É que há dimensões de interesse próprio para cada país que não podem deixar de ser tratadas por cada um, junto de cada um. Como é que uma embaixada da UE num país terceiro defenderia os interesses de uma empresa portuguesa que concorresse com outra empresa europeia no mesmo mercado?

Porém, há um terreno em que temos de evoluir: não nos deveremos fechar, em Portugal, a uma reflexão sobre a estrutura, dimensão e funções das embaixadas que atualmente temos em países da UE. Esse é um tema em que é preciso trabalhar, atento o facto de muito do antigo bilateralismo intraeuropeu estar hoje ultrapassado pela presença comum em Bruxelas. À partida, não faço ideia se fechar algumas embaixadas dentro da UE tem ou não sentido: mas há que ponderar isso ou, pelo menos, caminhar para o seu redimensionamento, tendência que me parece indiscutível. Mas esse é um tema que nada tem a ver com o SEAE. Tem a ver com a informatização, com a qualificação do pessoal, com a redução de valências funcionais tornadas obsoletas, etc.

Uma das vantagens do SEAE pode ser uma maior sinergia entre a diplomacia nacional e comunitária.
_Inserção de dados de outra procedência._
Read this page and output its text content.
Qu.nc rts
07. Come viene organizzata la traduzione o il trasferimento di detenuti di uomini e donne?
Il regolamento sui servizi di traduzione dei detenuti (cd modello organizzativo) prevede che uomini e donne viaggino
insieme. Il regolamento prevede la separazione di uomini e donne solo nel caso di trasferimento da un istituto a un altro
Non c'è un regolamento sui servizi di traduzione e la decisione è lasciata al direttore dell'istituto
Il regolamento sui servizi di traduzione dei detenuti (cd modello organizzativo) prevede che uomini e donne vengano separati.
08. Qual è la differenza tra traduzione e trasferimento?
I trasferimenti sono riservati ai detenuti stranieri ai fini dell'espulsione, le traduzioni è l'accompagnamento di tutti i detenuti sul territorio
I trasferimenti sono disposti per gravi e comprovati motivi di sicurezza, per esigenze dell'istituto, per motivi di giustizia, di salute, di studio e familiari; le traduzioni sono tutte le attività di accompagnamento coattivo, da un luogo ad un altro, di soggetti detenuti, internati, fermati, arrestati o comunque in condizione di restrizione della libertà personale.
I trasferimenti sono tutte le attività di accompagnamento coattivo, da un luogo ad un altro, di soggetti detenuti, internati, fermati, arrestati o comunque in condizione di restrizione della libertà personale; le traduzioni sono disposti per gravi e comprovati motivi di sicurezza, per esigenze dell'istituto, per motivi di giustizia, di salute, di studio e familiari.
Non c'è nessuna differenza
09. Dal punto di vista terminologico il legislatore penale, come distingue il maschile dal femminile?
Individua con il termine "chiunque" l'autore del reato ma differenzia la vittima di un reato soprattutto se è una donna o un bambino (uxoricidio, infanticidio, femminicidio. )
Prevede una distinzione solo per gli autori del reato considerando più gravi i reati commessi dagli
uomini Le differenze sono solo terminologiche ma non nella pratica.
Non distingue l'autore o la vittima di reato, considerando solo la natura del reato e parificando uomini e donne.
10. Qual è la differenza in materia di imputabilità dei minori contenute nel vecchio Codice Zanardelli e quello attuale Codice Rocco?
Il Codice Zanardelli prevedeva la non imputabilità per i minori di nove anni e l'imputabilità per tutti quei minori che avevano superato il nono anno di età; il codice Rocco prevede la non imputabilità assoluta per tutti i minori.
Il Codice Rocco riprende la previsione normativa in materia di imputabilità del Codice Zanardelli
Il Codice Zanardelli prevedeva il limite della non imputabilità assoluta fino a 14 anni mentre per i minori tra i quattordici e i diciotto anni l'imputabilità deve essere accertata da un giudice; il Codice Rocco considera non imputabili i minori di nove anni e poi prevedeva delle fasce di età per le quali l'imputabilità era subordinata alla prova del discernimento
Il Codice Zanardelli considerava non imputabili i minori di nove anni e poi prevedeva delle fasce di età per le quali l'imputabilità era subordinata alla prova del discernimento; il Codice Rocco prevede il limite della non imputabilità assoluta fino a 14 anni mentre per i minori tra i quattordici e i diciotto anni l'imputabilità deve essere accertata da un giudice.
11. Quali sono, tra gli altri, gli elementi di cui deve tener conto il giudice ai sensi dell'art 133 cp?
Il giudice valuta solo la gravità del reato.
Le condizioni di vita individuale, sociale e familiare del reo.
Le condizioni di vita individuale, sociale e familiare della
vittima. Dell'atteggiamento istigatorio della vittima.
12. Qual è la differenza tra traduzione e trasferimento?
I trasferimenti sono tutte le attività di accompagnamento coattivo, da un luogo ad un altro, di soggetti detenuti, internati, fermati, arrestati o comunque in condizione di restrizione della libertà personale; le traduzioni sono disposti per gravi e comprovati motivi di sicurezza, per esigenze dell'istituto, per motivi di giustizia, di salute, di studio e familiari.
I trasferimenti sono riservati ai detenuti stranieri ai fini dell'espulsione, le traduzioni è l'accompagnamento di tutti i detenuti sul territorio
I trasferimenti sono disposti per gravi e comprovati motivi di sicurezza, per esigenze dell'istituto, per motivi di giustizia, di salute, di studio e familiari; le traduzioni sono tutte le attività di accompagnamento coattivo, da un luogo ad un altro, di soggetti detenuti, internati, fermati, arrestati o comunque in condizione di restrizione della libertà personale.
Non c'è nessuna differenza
Temos que ser capazes de utilizar a máquina multilateral para a promoção dos nossos interesses nacionais. E, além disso, temos de conseguir influenciar melhor essa mesma máquina, através da projeção dos nossos interesses específicos, detetados e promovidos pela nossa rede bilateral.

Por esta e por outras razões, acho muito interessante que dois portugueses chefiem missões em duas das sete capitais de países com os quais a União Europeia tem "parcerias estratégicas". Isso revela muito do prestígio que os portugueses conseguiram grangear dentro da máquina da UE. Porém, devo dizer que não vivo obcecado com a necessidade do aumento do número das chefias por portugueses em missões do SEAE. Tanto ou mais do que as chefias, gostaria de ver bons técnicos portugueses, numa estreita articulação com Lisboa que não fira a sua independência funcional, distribuídos por outras missões do SEAE, onde os nossos interesses atuais ou prospetivos são ou podem ser relevantes. Exemplos? Luanda, Nova Deli, Jacarta, Pequim, Rabat, Moscovo, Dili, etc.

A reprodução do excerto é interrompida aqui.